The list of victims affected by the MOVEit hack continues to expand, with several organizations recently announcing that their sensitive data was exposed in MOVEit-related breaches. According to reports from TechCrunch, over 200 organizations have been impacted by the mass-hack of MOVEit’s popular file transfer application. Brett Callow, a threat analyst from Emsisoft, stated that this exploitation of the MOVEit bug has resulted in 33 breach disclosures and the compromise of data belonging to more than 17.5 million individuals.
One of the companies affected by the MOVEit breach is Shell, a multinational oil and gas giant. Shell confirmed that the exploitation of the MOVEit tool led to the exposure of personal information related to employees. It was reported that Shell had been using the tool, albeit by a small number of employees and customers. The ransomware group responsible for the hacks, Cl0p, claimed to have released the stolen data from Shell when the company refused to meet their ransom demands. However, the links to this data seem to be broken at the moment.
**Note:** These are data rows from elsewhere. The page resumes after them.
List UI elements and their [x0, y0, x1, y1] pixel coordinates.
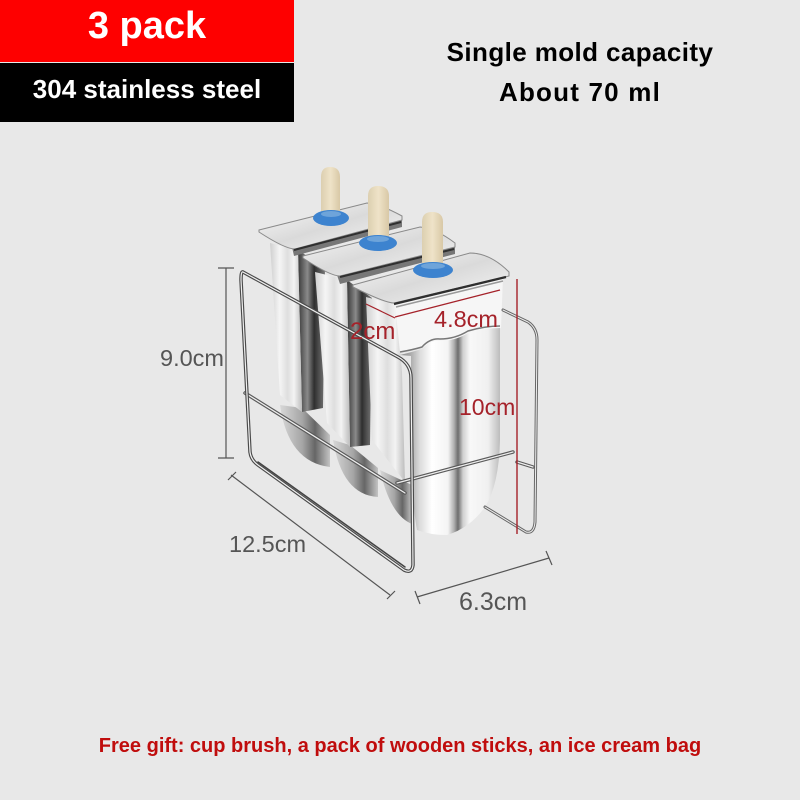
icon: wooden stick back [321, 167, 340, 215]
dimension: mold width 4.8cm: 4.8cm [434, 306, 498, 332]
icon: wooden stick middle [368, 186, 389, 240]
icon: blue ring back [313, 210, 349, 226]
dimension: height 9.0cm [160, 268, 234, 458]
dimension: length 12.5cm [228, 472, 395, 599]
dimension: mold depth 2cm: 2cm [350, 318, 395, 345]
icon: blue ring front [413, 262, 453, 278]
badge: 304 stainless steel [0, 63, 294, 122]
icon: wooden stick front [422, 212, 443, 268]
dimension: mold width 4.8cm [395, 290, 500, 332]
dimension: mold depth 2cm [350, 304, 395, 345]
dimension: width 6.3cm: 6.3cm [459, 588, 527, 616]
dimension: height 9.0cm: 9.0cm [160, 345, 224, 371]
heading: single mold capacity: About 70 ml [499, 77, 661, 107]
dimension: mold height 10cm: 10cm [459, 394, 515, 420]
icon: blue ring middle [359, 235, 397, 251]
middle mold [303, 186, 455, 497]
badge: 3 pack: 3 pack [88, 5, 206, 47]
dimension: width 6.3cm [415, 551, 552, 616]
badge: 304 stainless steel: 304 stainless steel [33, 74, 261, 104]
dimension: length 12.5cm: 12.5cm [229, 531, 306, 557]
heading: single mold capacity [447, 37, 713, 107]
footer: free gift note: Free gift: cup brush, a pack of wooden sticks, an ice cream bag [99, 735, 701, 757]
badge: 3 pack [0, 0, 294, 62]
wire rack [241, 272, 537, 571]
front mold [353, 212, 509, 535]
back mold [259, 167, 402, 467]
heading: single mold capacity: Single mold capacity [447, 37, 713, 67]
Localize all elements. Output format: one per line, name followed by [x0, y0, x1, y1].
Another victim of the MOVEit breach is First Merchants Bank, a US financial holding company. They disclosed that the breach compromised sensitive customer data, including addresses, Social Security numbers, usernames, payee information, and financial account information.
Aside from companies, several US learning institutions also fell victim to the MOVEit hacks. The National Student Clearinghouse and the Teachers Insurance and Annuity Association of America have reported being impacted. Callow believes that a majority of schools in the US may have also been affected by these hacks.
Moving on to another news item, Nickelodeon has confirmed that leaked data from June does indeed belong to the US family television network. However, it seems that at least a portion of the data is decades old. Rumors of a data breach targeting Nickelodeon surfaced in January, and last month, images of the allegedly stolen data began circulating on social media. While Nickelodeon has not provided specific details about the leaked content, a spokesperson has stated that it appears to be related to production files and not long-form content or employee/user data. The spokesperson also noted that some of the leaked data appears to be from decades ago. The exact age of the leaked information is uncertain, but it raises the question of whether it is “Blue’s Clues” old or “Double Dare” old.
Lastly, JDSupra has offered a primer for nonprofit organizations on various privacy laws and protections around the world. In recent years, governments globally have enacted a range of privacy rules. In the United States, a complex regulatory framework exists, with federal and state laws and sector-specific regulations such as the Health Insurance Portability and Accountability Act and the Gramm–Leach–Bliley Act. Several states have implemented their own privacy laws, and more are expected to follow suit next year. At the federal level, Congress is considering measures such as the Information Transparency and Personal Data Control Act and the SAFE DATA Act.
In the European Union, the General Data Protection Regulation (GDPR) provides a comprehensive framework, and even though the UK is no longer an EU member state, it largely adheres to GDPR regulations. China has also enacted several measures related to cybersecurity and data privacy, including the China Cybersecurity Law, Data Security Law, and Personal Information Protection Law (PIPL). Any foreign organization with a presence in China must comply with PIPL, and it also applies to most organizations that collect personal data on Chinese citizens, regardless of whether they have an established presence in the country.
These developments in privacy protections highlight the increasing importance for organizations, including nonprofits, to navigate the evolving landscape of privacy laws around the world.